Não há gargalhadas maléficas na minha garganta. Triste tristeza.

Quero ir ao castelo de cartas. Quero a cama alta. Colcha de penas.

Quero rasgar essas páginas e queimá-las no fogo do esquecimento.

Quero antes lembrar o delírio daquela noite, porta fechada, álcool no sangue.

Besteira imaginária, amnésia! Sonho? Ignorância! Experiência perdida.

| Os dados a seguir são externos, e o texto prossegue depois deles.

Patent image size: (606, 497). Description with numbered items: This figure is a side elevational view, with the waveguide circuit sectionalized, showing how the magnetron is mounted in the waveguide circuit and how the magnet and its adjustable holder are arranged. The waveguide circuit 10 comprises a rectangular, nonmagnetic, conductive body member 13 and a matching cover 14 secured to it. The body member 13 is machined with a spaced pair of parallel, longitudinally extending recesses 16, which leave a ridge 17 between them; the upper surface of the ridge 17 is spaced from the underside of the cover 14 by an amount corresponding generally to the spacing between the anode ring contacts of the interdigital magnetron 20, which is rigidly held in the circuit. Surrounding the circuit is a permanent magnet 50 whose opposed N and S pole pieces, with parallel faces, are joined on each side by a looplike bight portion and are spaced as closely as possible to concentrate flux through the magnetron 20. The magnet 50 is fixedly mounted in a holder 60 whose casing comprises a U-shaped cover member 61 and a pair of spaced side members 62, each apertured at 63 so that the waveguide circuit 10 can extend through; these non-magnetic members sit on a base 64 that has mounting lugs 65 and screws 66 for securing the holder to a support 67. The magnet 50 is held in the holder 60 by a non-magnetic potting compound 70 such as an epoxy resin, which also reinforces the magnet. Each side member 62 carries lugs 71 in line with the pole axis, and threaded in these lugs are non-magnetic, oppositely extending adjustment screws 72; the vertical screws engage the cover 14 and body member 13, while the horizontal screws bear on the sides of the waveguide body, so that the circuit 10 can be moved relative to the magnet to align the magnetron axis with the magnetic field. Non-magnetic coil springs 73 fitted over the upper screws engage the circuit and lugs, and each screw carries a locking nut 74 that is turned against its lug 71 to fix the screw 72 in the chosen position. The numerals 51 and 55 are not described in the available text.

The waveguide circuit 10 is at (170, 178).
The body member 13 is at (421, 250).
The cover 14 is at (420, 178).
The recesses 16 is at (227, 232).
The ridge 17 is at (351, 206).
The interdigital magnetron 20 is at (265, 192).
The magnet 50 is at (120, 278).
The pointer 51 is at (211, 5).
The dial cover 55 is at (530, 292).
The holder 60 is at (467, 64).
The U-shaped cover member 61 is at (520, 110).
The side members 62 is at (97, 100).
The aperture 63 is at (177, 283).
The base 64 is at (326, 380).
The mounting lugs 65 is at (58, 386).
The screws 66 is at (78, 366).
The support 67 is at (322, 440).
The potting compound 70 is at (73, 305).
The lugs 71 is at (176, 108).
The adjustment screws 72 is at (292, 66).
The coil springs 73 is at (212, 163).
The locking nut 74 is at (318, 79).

Ser aquela e não esta, a inconsciente, ai, a inconsciente! Louca!

Não saber este momento. Apagar o pó da sujidade, limpar a consciência.

Não, não tenho medo. Quero lembrar-me louca, ou inerte, ou em ti.

Nos teus braços, nos teus lábios... Não sei, não sei. Disparates! Disparates!

És outro cavaleiro de plástico. Para a reciclagem! Da próxima sais melhor.

Enfim que quero, entre quereres que não se podem querer? É do Sol, da febre

E talvez da falta desse outro calor. Luxúria sem pecado, pessoal, segredo.

E tu que lês, já sabes, não digas. Eu digo: não está certo! Loucura.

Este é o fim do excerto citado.